All avian creation set up camp in our yard. Redbirds and bluebirds. Eastern towhees and dark-eyed juncos and white-throated sparrows. House finches and goldfinches. Carolina wrens and Carolina chickadees. Tufted titmice and white-breasted nuthatches. Blue jays and mockingbirds and mourning doves and nearly every kind of backyard woodpecker: downy woodpeckers and hairy woodpeckers, red-bellied woodpeckers and Northern flickers. Grackles and starlings and brown-headed cowbirds and red-winged blackbirds.

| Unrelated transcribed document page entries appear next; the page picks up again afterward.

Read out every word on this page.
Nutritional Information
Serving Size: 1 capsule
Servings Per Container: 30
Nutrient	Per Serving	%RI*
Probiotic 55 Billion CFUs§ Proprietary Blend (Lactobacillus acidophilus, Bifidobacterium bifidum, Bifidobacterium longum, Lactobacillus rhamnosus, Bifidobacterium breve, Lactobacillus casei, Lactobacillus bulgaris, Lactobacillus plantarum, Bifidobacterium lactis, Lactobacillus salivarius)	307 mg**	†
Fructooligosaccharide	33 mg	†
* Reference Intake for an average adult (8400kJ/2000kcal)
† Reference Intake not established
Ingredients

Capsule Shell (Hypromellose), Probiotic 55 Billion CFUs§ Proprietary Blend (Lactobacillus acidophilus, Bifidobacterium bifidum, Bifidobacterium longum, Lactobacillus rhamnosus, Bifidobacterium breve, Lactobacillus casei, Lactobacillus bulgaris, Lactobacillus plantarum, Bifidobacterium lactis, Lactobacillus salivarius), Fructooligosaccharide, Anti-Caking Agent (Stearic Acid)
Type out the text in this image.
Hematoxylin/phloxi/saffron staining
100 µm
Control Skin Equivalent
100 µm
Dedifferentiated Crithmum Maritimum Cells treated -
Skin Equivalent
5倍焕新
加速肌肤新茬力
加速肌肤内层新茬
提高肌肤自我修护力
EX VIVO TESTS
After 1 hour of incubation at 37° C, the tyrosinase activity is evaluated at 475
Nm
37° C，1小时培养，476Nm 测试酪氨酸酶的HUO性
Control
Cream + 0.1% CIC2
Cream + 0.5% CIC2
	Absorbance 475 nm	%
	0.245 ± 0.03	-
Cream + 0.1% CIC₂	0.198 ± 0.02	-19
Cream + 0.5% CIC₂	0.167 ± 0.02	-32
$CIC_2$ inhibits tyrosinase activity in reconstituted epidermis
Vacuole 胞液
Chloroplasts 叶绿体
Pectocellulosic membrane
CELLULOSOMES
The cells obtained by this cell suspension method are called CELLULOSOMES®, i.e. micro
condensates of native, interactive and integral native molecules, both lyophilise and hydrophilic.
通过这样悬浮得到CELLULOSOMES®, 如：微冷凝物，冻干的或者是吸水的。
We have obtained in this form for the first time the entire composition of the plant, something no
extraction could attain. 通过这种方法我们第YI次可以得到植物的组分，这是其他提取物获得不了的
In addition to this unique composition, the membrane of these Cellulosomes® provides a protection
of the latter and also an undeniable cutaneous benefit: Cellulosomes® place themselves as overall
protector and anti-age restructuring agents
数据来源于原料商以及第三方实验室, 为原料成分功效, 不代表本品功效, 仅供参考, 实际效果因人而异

The birds were a flurry of motion set against a tableau of stillness: jostling and rustling, flitting between the seeds on the ground and the water in the heated bird bath, rising as one when I opened the back to door to take out the dog, diving for cover when the blue jays sent out a warning that hawks were on the wing.

In Memphis, people were dancing in the snowy streets. In Wilson County and in Knoxville, river otters seemed to be doing the same thing. From every room in our house, I could hear the sledders squealing on the hill just past our yard. Their dogs leaped joyfully beside them, at least until they discovered the suet balls in our mealworm feeders. We didn’t mind. It’s hard to fault a cold dog for grabbing a snack made mostly of peanut butter.

In “The Book of (More) Delights,” the poet and essayist Ross Gay writes about the gift of time that opens up whenever he unexpectedly arrives at an appointment early, or when the person he plans to meet is running late. Such unplanned changes in agenda can feel, he writes, “like the universe just dropped a bouquet of time, and often a luminous bouquet of time, in your lap.”

That’s what a snow day feels like here. A snow day in the American South on an overheating planet is exactly like an extravagant bouquet of luminous time that comes out of nowhere and lasts as long as it cares to, on a schedule we cannot entirely predict, much less control. Last week the sky offered an unexpected gift of time. Thank God I had no choice but to take it.